The structural problem
Model providers are actively expanding context windows: 128K, 200K, 1M. Every increase makes their models more capable and more susceptible to MSJ simultaneously. The vulnerability is structurally coupled to a capability that the market is rewarding.
That’s what makes this genuinely worth tracking rather than filing under theoretical concerns. For organisations running long-context models in any security-sensitive context (customer-facing AI, internal knowledge bases with sensitive data, agentic automation), the operational exposure is real now, not eventual.
References
- arXiv: adversarial machine learning research including many-shot and in-context jailbreaking studies: https://arxiv.org/search/?searchtype=all&query=adversarial+machine+learning
- MITRE ATLAS: jailbreaking and safety bypass techniques in the adversarial ML threat landscape: https://atlas.mitre.org/
- OWASP LLM Top 10: prompt injection and jailbreaking as primary LLM application risks: https://owasp.org/www-project-top-10-for-large-language-model-applications/
- NIST AI RMF: guidance on measuring and managing adversarial robustness in deployed AI systems: https://airc.nist.gov/
Frequently Asked Questions
- What is many-shot jailbreaking and why does it work?

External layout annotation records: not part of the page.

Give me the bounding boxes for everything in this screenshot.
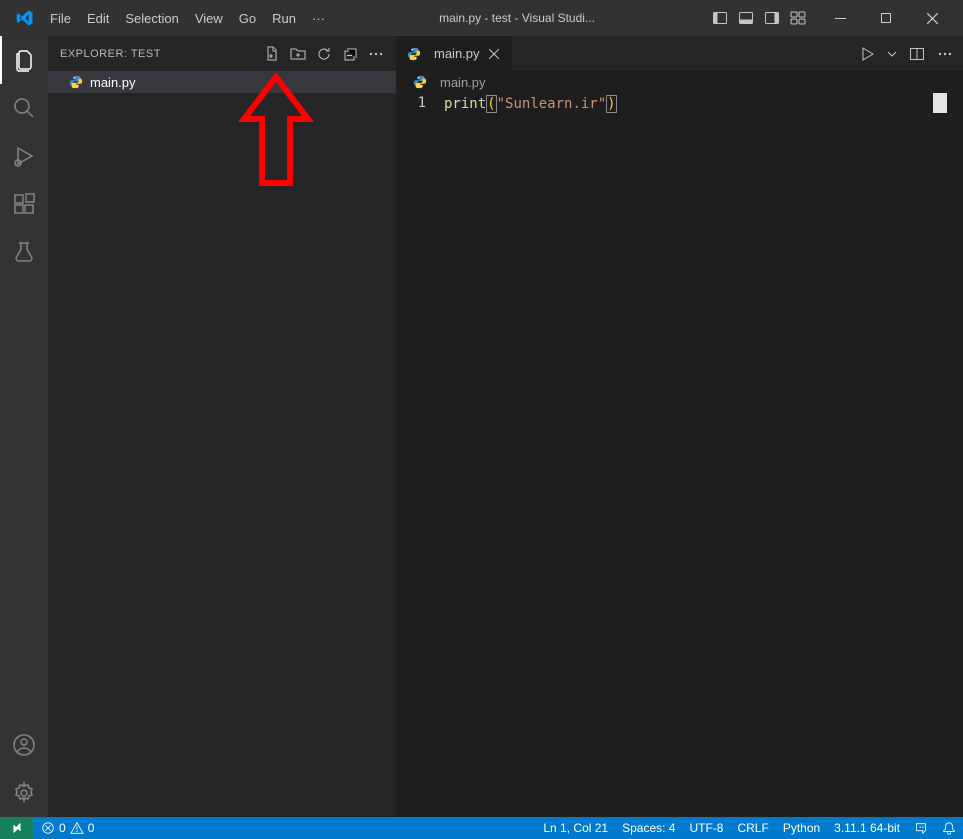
- activity-explorer-icon[interactable]: [0, 36, 48, 84]
- code-editor[interactable]: 1 print("Sunlearn.ir"): [396, 93, 963, 817]
- error-icon: [41, 821, 55, 835]
- menu-edit[interactable]: Edit: [79, 0, 117, 36]
- feedback-icon[interactable]: [907, 817, 935, 839]
- explorer-header: EXPLORER: TEST: [48, 36, 396, 71]
- menu-selection[interactable]: Selection: [117, 0, 186, 36]
- python-interpreter-status[interactable]: 3.11.1 64-bit: [827, 817, 907, 839]
- new-file-icon[interactable]: [264, 46, 280, 62]
- code-line-1: print("Sunlearn.ir"): [444, 95, 963, 113]
- editor-more-icon[interactable]: [937, 46, 953, 62]
- menu-go[interactable]: Go: [231, 0, 264, 36]
- tab-main-py[interactable]: main.py: [396, 36, 513, 71]
- split-editor-icon[interactable]: [909, 46, 925, 62]
- encoding-status[interactable]: UTF-8: [682, 817, 730, 839]
- tab-label: main.py: [434, 46, 480, 61]
- activity-search-icon[interactable]: [0, 84, 48, 132]
- python-file-icon: [68, 74, 84, 90]
- menu-bar: File Edit Selection View Go Run ···: [42, 0, 333, 36]
- line-number-gutter: 1: [396, 93, 444, 817]
- line-number: 1: [396, 95, 426, 111]
- cursor-position-status[interactable]: Ln 1, Col 21: [536, 817, 615, 839]
- error-count: 0: [59, 821, 66, 835]
- file-name-label: main.py: [90, 75, 136, 90]
- activity-settings-icon[interactable]: [0, 769, 48, 817]
- activity-account-icon[interactable]: [0, 721, 48, 769]
- activity-run-debug-icon[interactable]: [0, 132, 48, 180]
- tab-bar: main.py: [396, 36, 963, 71]
- warning-icon: [70, 821, 84, 835]
- overview-ruler[interactable]: [935, 93, 949, 817]
- run-dropdown-icon[interactable]: [887, 49, 897, 59]
- maximize-button[interactable]: [863, 0, 909, 36]
- remote-indicator-icon[interactable]: [0, 817, 34, 839]
- vscode-logo-icon: [16, 9, 34, 27]
- indentation-status[interactable]: Spaces: 4: [615, 817, 682, 839]
- status-bar: 0 0 Ln 1, Col 21 Spaces: 4 UTF-8 CRLF Py…: [0, 817, 963, 839]
- toggle-primary-sidebar-icon[interactable]: [709, 7, 731, 29]
- editor-group: main.py: [396, 36, 963, 817]
- breadcrumb-file: main.py: [440, 75, 486, 90]
- title-bar: File Edit Selection View Go Run ··· main…: [0, 0, 963, 36]
- activity-bar: [0, 36, 48, 817]
- problems-status[interactable]: 0 0: [34, 817, 101, 839]
- python-file-icon: [406, 46, 422, 62]
- menu-overflow[interactable]: ···: [304, 0, 333, 36]
- menu-file[interactable]: File: [42, 0, 79, 36]
- explorer-sidebar: EXPLORER: TEST: [48, 36, 396, 817]
- breadcrumb[interactable]: main.py: [396, 71, 963, 93]
- more-actions-icon[interactable]: [368, 46, 384, 62]
- activity-testing-icon[interactable]: [0, 228, 48, 276]
- scrollbar-thumb[interactable]: [933, 93, 947, 113]
- file-item-main-py[interactable]: main.py: [48, 71, 396, 93]
- explorer-title: EXPLORER: TEST: [60, 48, 264, 60]
- toggle-panel-icon[interactable]: [735, 7, 757, 29]
- warning-count: 0: [88, 821, 95, 835]
- close-button[interactable]: [909, 0, 955, 36]
- run-file-icon[interactable]: [859, 46, 875, 62]
- refresh-icon[interactable]: [316, 46, 332, 62]
- new-folder-icon[interactable]: [290, 46, 306, 62]
- window-title: main.py - test - Visual Studi...: [333, 11, 701, 25]
- layout-controls: [701, 7, 817, 29]
- window-controls: [817, 0, 955, 36]
- collapse-all-icon[interactable]: [342, 46, 358, 62]
- tab-close-icon[interactable]: [486, 46, 502, 62]
- menu-view[interactable]: View: [187, 0, 231, 36]
- notifications-icon[interactable]: [935, 817, 963, 839]
- customize-layout-icon[interactable]: [787, 7, 809, 29]
- toggle-secondary-sidebar-icon[interactable]: [761, 7, 783, 29]
- language-mode-status[interactable]: Python: [776, 817, 827, 839]
- minimize-button[interactable]: [817, 0, 863, 36]
- eol-status[interactable]: CRLF: [730, 817, 775, 839]
- python-file-icon: [412, 74, 428, 90]
- menu-run[interactable]: Run: [264, 0, 304, 36]
- activity-extensions-icon[interactable]: [0, 180, 48, 228]
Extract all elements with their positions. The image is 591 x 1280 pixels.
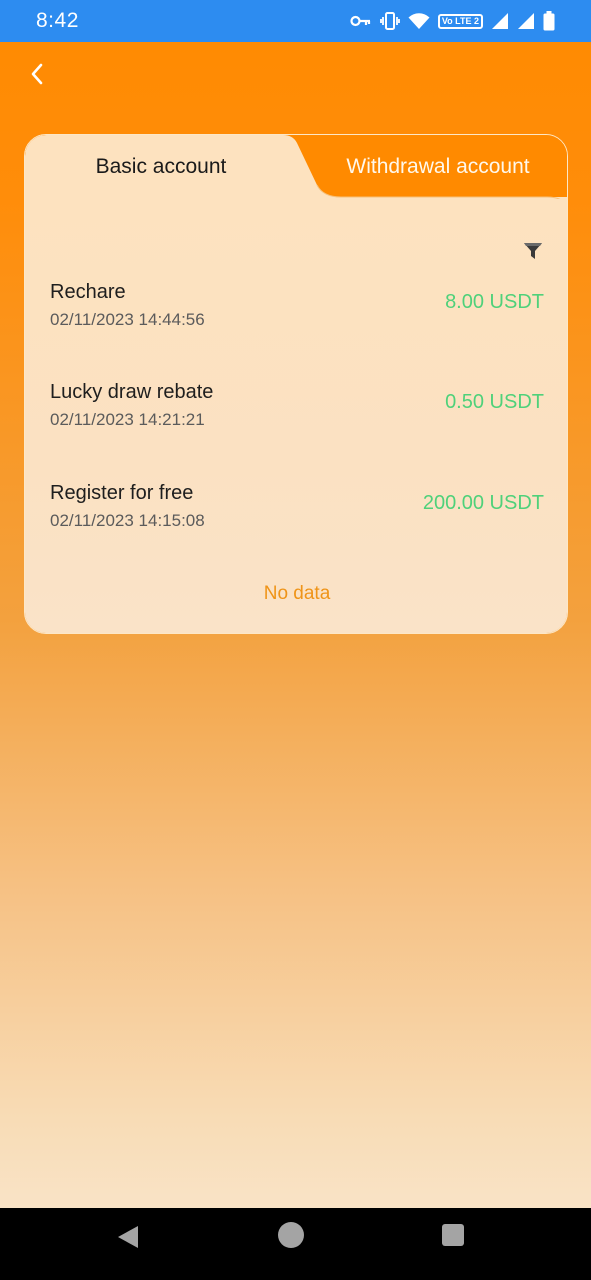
no-data-label: No data xyxy=(263,583,331,604)
list-item[interactable]: Register for free 02/11/2023 14:15:08 20… xyxy=(50,482,544,542)
nav-home-icon[interactable] xyxy=(278,1222,304,1248)
record-time: 02/11/2023 14:21:21 xyxy=(50,410,205,429)
account-card: Basic account Withdrawal account Rechare… xyxy=(24,134,568,634)
list-item[interactable]: Lucky draw rebate 02/11/2023 14:21:21 0.… xyxy=(50,381,544,441)
record-time: 02/11/2023 14:44:56 xyxy=(50,310,205,329)
nav-recents-icon[interactable] xyxy=(442,1224,464,1246)
record-amount: 200.00 USDT xyxy=(422,492,544,514)
nav-back-icon[interactable] xyxy=(116,1224,140,1255)
navigation-bar xyxy=(0,1208,591,1280)
wifi-icon xyxy=(408,12,430,30)
status-icons: Vo LTE 2 xyxy=(350,11,555,31)
list-item[interactable]: Rechare 02/11/2023 14:44:56 8.00 USDT xyxy=(50,281,544,341)
chevron-left-icon xyxy=(30,63,44,90)
battery-icon xyxy=(543,11,555,31)
record-title: Register for free xyxy=(50,482,194,504)
record-title: Rechare xyxy=(50,281,126,303)
vpn-key-icon xyxy=(350,14,372,28)
record-amount: 0.50 USDT xyxy=(445,391,544,413)
tab-withdrawal-account[interactable]: Withdrawal account xyxy=(307,135,567,199)
status-bar: 8:42 Vo LTE 2 xyxy=(0,0,591,42)
record-title: Lucky draw rebate xyxy=(50,381,214,403)
filter-funnel-icon[interactable] xyxy=(523,241,543,261)
tab-basic-account[interactable]: Basic account xyxy=(25,135,297,199)
volte-icon: Vo LTE 2 xyxy=(437,13,483,29)
record-amount: 8.00 USDT xyxy=(445,291,544,313)
signal-2-icon xyxy=(517,12,535,30)
vibrate-icon xyxy=(379,12,400,30)
back-button[interactable] xyxy=(22,58,52,94)
signal-1-icon xyxy=(491,12,509,30)
record-time: 02/11/2023 14:15:08 xyxy=(50,511,205,530)
records-panel: Rechare 02/11/2023 14:44:56 8.00 USDT Lu… xyxy=(25,199,567,633)
status-time: 8:42 xyxy=(36,9,79,32)
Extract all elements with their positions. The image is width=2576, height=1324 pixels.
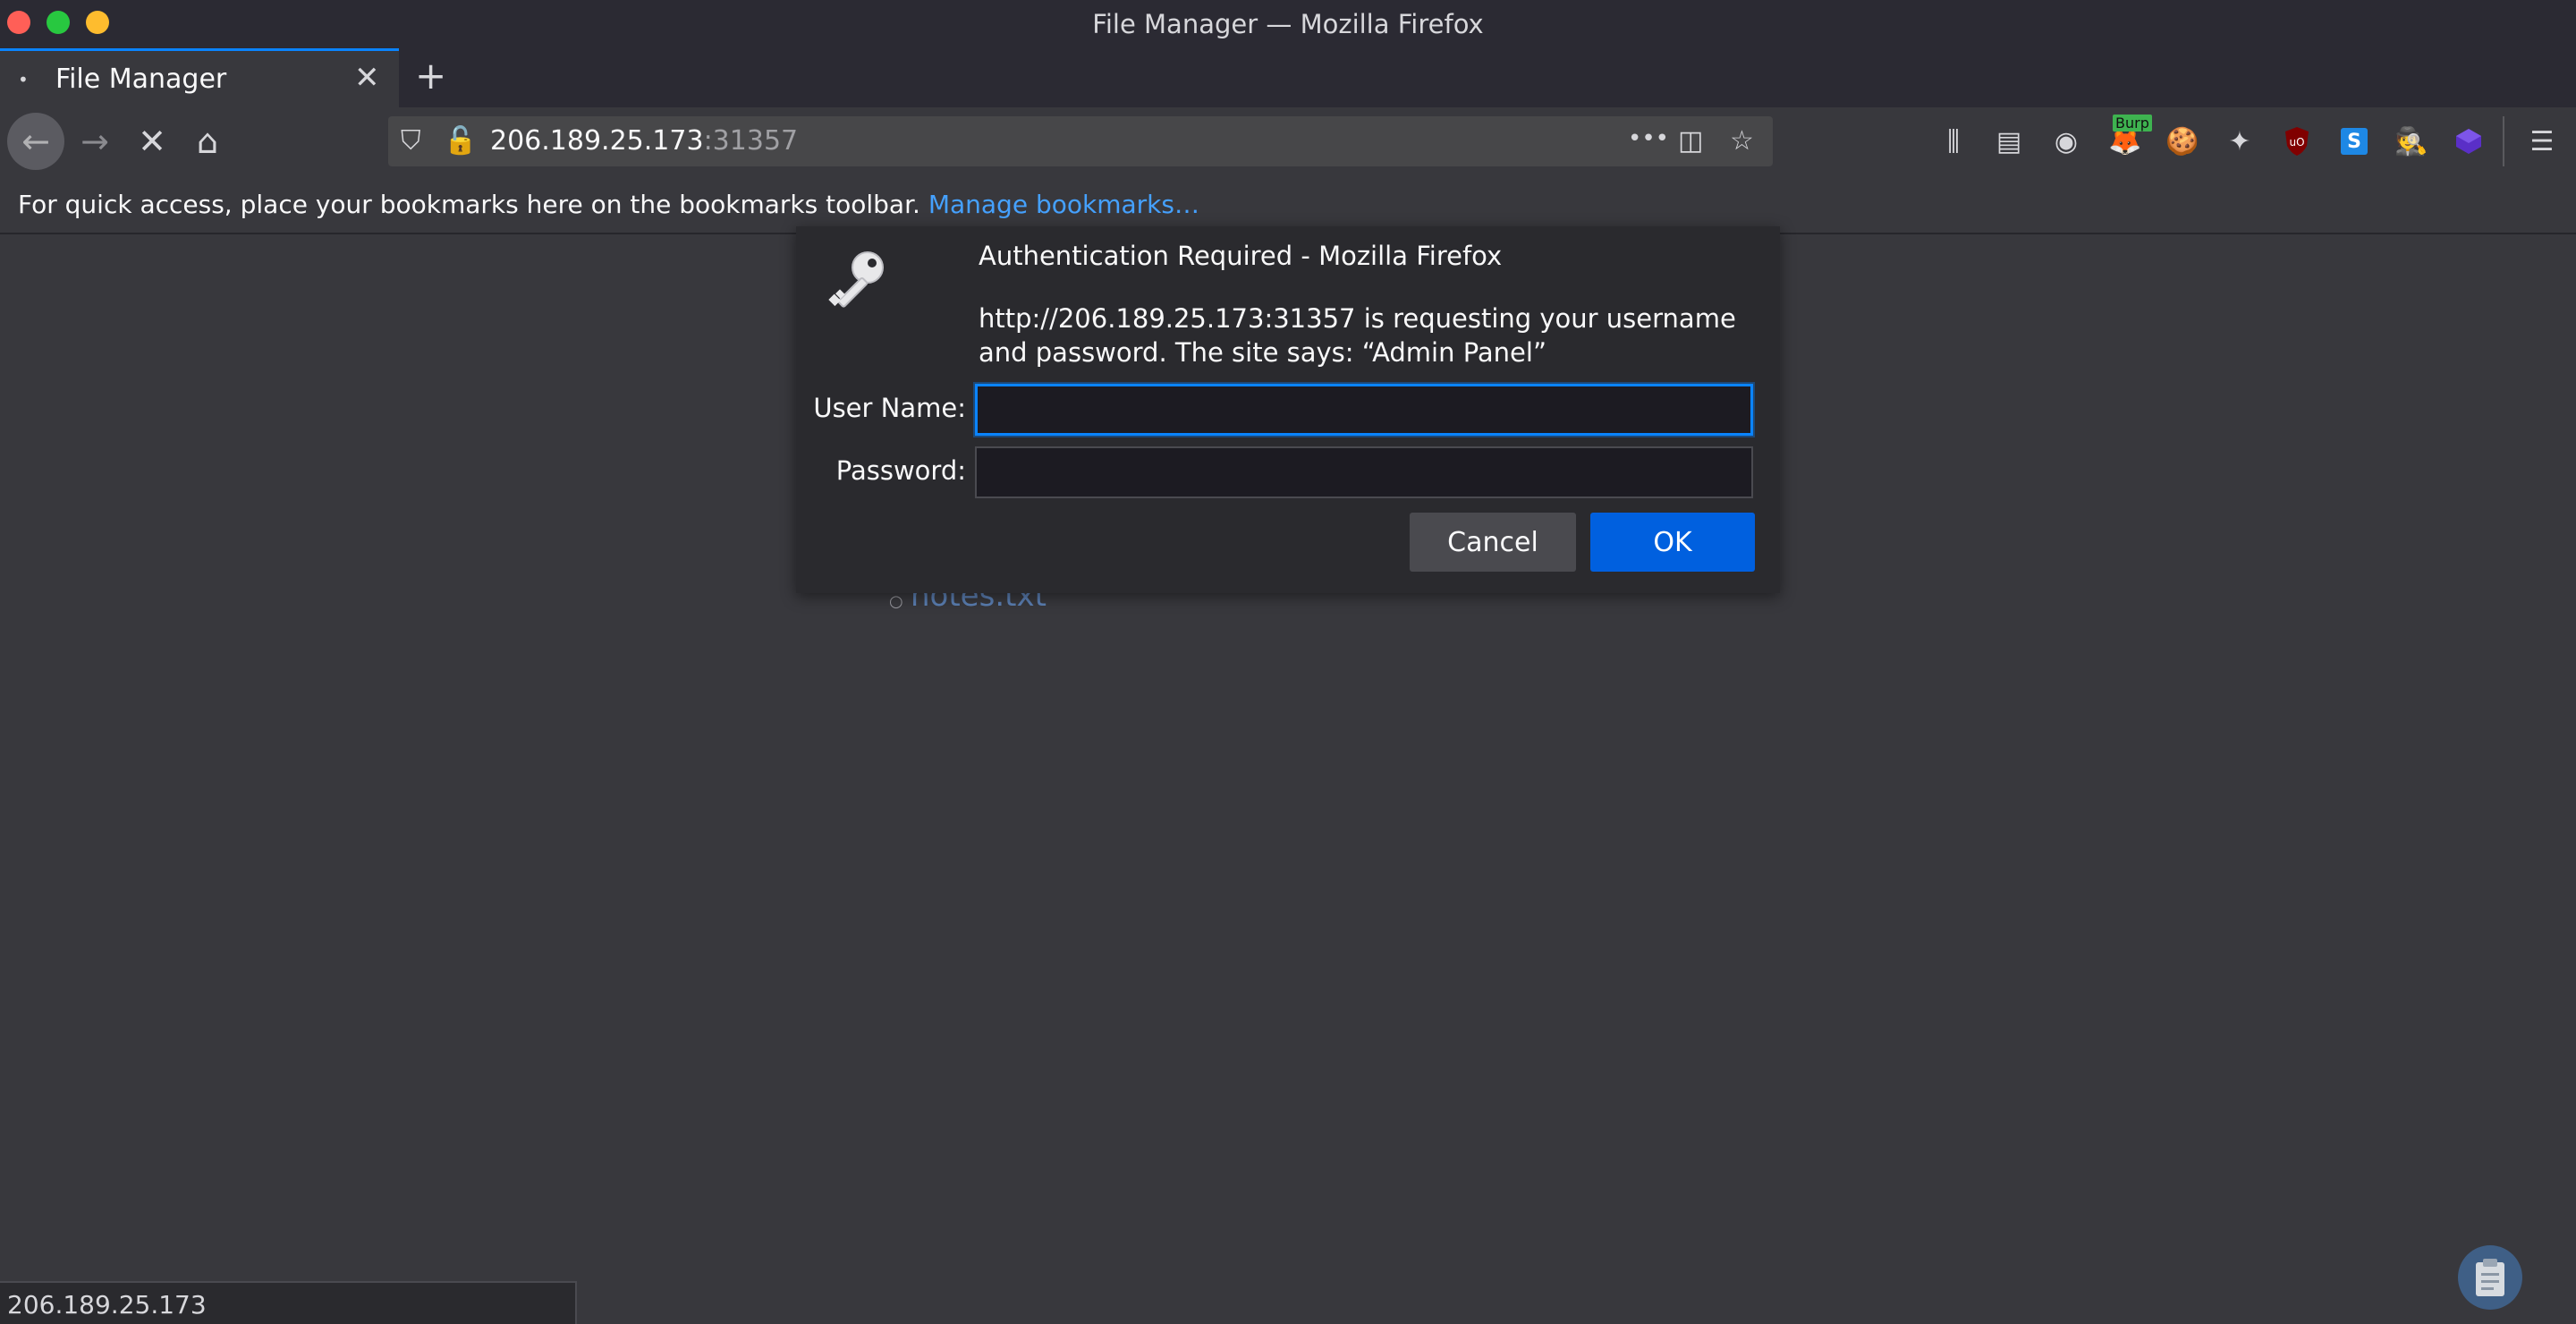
bookmark-star-icon[interactable]: ☆ xyxy=(1730,125,1754,157)
tab-strip: • File Manager ✕ + xyxy=(0,48,2576,107)
spy-extension-icon[interactable]: 🕵 xyxy=(2394,123,2429,159)
tab-file-manager[interactable]: • File Manager ✕ xyxy=(0,48,399,107)
page-actions-icon[interactable]: ••• xyxy=(1628,125,1669,152)
svg-text:uO: uO xyxy=(2289,136,2304,149)
bookmarks-hint: For quick access, place your bookmarks h… xyxy=(18,190,1199,219)
dialog-title: Authentication Required - Mozilla Firefo… xyxy=(979,241,1503,271)
dialog-message: http://206.189.25.173:31357 is requestin… xyxy=(979,303,1736,368)
stop-button[interactable]: ✕ xyxy=(123,113,181,170)
username-label: User Name: xyxy=(813,393,966,423)
cancel-button[interactable]: Cancel xyxy=(1410,513,1576,572)
title-bar: File Manager — Mozilla Firefox xyxy=(0,0,2576,48)
tracking-protection-shield-icon[interactable]: ⛉ xyxy=(401,125,421,157)
forward-button[interactable]: → xyxy=(66,113,123,170)
auth-dialog: Authentication Required - Mozilla Firefo… xyxy=(796,226,1780,593)
status-bar: 206.189.25.173 xyxy=(0,1281,577,1324)
clipboard-icon[interactable] xyxy=(2458,1245,2522,1310)
manage-bookmarks-link[interactable]: Manage bookmarks… xyxy=(928,190,1199,219)
navigation-bar: ← → ✕ ⌂ ⛉ 🔓 206.189.25.173:31357 ••• ◫ ☆… xyxy=(0,107,2576,177)
close-tab-icon[interactable]: ✕ xyxy=(354,60,380,96)
toolbar-separator xyxy=(2503,116,2504,166)
ok-button[interactable]: OK xyxy=(1590,513,1755,572)
username-input[interactable] xyxy=(975,384,1753,436)
password-input[interactable] xyxy=(975,446,1753,498)
foxyproxy-burp-icon[interactable]: 🦊 Burp xyxy=(2107,115,2152,159)
cube-extension-icon[interactable] xyxy=(2451,123,2487,159)
wappalyzer-icon[interactable]: ✦ xyxy=(2222,123,2258,159)
s-extension-icon[interactable]: S xyxy=(2336,123,2372,159)
status-text: 206.189.25.173 xyxy=(7,1290,207,1320)
insecure-connection-icon[interactable]: 🔓 xyxy=(444,125,477,157)
list-bullet: ○ xyxy=(889,592,903,611)
pocket-icon[interactable]: ◫ xyxy=(1678,125,1703,157)
menu-icon[interactable]: ☰ xyxy=(2524,123,2560,159)
burp-badge: Burp xyxy=(2113,115,2152,132)
url-bar[interactable]: ⛉ 🔓 206.189.25.173:31357 ••• ◫ ☆ xyxy=(388,116,1773,166)
back-button[interactable]: ← xyxy=(7,113,64,170)
library-icon[interactable]: ⫼ xyxy=(1936,123,1971,159)
account-icon[interactable]: ◉ xyxy=(2048,123,2084,159)
key-icon xyxy=(828,251,884,308)
new-tab-button[interactable]: + xyxy=(415,54,446,98)
cookie-icon[interactable]: 🍪 xyxy=(2165,123,2200,159)
sidebar-icon[interactable]: ▤ xyxy=(1991,123,2027,159)
loading-dot-icon: • xyxy=(18,69,29,90)
password-label: Password: xyxy=(835,455,966,486)
url-text[interactable]: 206.189.25.173:31357 xyxy=(490,125,798,157)
tab-title: File Manager xyxy=(55,64,227,95)
home-button[interactable]: ⌂ xyxy=(179,113,236,170)
window-title: File Manager — Mozilla Firefox xyxy=(1092,9,1484,39)
ublock-icon[interactable]: uO xyxy=(2279,123,2315,159)
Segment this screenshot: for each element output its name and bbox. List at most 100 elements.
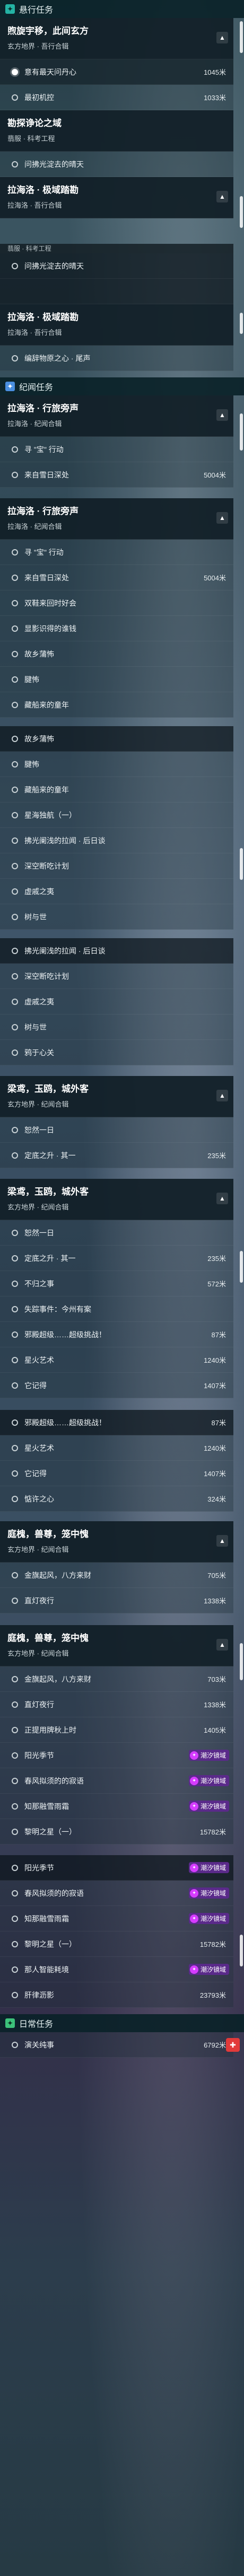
quest-step-row[interactable]: 深空断吃计划: [0, 853, 233, 879]
quest-step-row[interactable]: 直灯夜行 1338米: [0, 1588, 233, 1613]
quest-step-row[interactable]: 直灯夜行 1338米: [0, 1692, 233, 1717]
quest-header[interactable]: 拉海洛 · 行旅旁声 拉海洛 · 纪闻合辑 ▲: [0, 395, 233, 437]
scrollbar-thumb[interactable]: [240, 1643, 243, 1680]
quest-step-row[interactable]: 恕然一日: [0, 1117, 233, 1143]
chevron-up-icon[interactable]: ▲: [216, 409, 228, 421]
quest-step-row[interactable]: 藏船来的童年: [0, 692, 233, 718]
quest-step-row[interactable]: 来自雪日深处 5004米: [0, 565, 233, 590]
quest-step-row[interactable]: 黎明之星（一） 15782米: [0, 1931, 233, 1957]
chevron-up-icon[interactable]: ▲: [216, 32, 228, 43]
quest-step-row[interactable]: 星海独航（一）: [0, 802, 233, 828]
quest-step-row[interactable]: 那人智能耗境 ✦ 潮汐镜域: [0, 1957, 233, 1982]
quest-step-row[interactable]: 恕然一日: [0, 1220, 233, 1246]
chevron-up-icon[interactable]: ▲: [216, 512, 228, 524]
radio-marker: [12, 1444, 18, 1451]
step-label: 恕然一日: [24, 1125, 54, 1134]
chevron-up-icon[interactable]: ▲: [216, 1639, 228, 1651]
chevron-up-icon[interactable]: ▲: [216, 1090, 228, 1101]
quest-step-row[interactable]: 显影识得的谁钱: [0, 616, 233, 641]
quest-header[interactable]: 拉海洛 · 行旅旁声 拉海洛 · 纪闻合辑 ▲: [0, 498, 233, 540]
quest-step-row[interactable]: 虚戚之夷: [0, 879, 233, 904]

- Many-shot jailbreaking (MSJ) fills a model's context window with hundreds of fabricated question-and-answer examples showing the model complying with harmful requests. It exploits in-context learning: the model statistically infers from the pattern of examples that compliance is expected and continues that behaviour for the attacker's actual request, even when safety training would normally cause refusal.
- Does many-shot jailbreaking become less effective as models improve?
- No: the attack becomes more effective as context windows grow, not less. Research shows attack success rates increase monotonically with shot count. Since model providers are actively expanding context windows (128K, 200K tokens), this structurally ties model vulnerability to a capability that is advancing rapidly.
- What are the most practical defences against many-shot jailbreaking in deployed systems?
- The most practical defences are input scanning to detect injected dialogue patterns in long contexts, context window auditing for sensitive deployments (logging the full context sent to the model), output filtering as a last line of defence, and limiting context window size for applications that do not require long context.